The 50% rule says roughly half of gross rental income will go to operating expenses over time — property taxes, insurance, management, maintenance, vacancies, and capital expenditures. It's a conservative screening tool, not an exact figure. Newer properties in low-tax areas may come in at 35-40%; older properties with deferred maintenance can exceed 55-60%.

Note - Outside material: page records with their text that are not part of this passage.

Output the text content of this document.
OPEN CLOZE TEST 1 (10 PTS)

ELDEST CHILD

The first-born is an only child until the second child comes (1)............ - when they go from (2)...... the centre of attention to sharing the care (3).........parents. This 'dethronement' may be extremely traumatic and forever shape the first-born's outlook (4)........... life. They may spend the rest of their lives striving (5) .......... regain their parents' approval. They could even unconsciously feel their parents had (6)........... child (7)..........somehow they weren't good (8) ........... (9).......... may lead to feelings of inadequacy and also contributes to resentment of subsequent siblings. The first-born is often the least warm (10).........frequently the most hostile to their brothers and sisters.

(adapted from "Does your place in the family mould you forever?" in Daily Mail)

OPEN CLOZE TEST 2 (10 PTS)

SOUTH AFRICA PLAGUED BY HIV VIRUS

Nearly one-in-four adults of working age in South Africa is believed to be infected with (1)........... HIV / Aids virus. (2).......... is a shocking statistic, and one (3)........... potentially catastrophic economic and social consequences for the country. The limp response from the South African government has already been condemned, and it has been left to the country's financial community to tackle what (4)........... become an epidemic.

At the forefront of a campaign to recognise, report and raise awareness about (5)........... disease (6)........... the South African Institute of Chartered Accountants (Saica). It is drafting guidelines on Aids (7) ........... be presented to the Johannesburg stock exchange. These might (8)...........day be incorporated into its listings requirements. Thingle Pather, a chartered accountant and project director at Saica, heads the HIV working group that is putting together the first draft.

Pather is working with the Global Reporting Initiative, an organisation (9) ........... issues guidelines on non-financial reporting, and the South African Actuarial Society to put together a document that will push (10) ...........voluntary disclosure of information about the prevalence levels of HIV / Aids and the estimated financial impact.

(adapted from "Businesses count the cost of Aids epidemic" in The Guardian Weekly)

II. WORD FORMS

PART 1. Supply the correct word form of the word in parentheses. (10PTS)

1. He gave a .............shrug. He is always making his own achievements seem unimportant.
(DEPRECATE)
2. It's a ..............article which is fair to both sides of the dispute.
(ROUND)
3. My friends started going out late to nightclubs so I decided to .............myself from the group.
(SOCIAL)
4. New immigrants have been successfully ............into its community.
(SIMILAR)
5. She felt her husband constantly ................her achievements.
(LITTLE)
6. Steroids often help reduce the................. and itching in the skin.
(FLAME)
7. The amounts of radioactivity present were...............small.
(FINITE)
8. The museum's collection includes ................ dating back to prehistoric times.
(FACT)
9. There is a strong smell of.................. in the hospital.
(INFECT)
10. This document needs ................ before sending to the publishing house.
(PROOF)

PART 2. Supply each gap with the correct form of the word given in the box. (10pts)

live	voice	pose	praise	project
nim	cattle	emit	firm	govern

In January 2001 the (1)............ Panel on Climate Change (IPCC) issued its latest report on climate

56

DSCR (Debt Service Coverage Ratio) is NOI divided by annual mortgage payments. A 1.25 DSCR means the property generates 25% more income than needed to cover the mortgage — lenders see this as a safety cushion. Most conventional lenders require 1.25 minimum for investment properties. Below 1.0 means the property is cash-flow negative, which most lenders won't finance (and you shouldn't buy).
Value-add means buying a property with below-market rents or deferred maintenance, then investing in improvements to raise rents and increase property value. Since multi-family value is driven by NOI divided by cap rate (not comparable sales like single-family), every dollar of NOI increase translates directly to property value. At a 6% cap rate, adding $600/month in NOI ($7,200/year) increases property value by $120,000.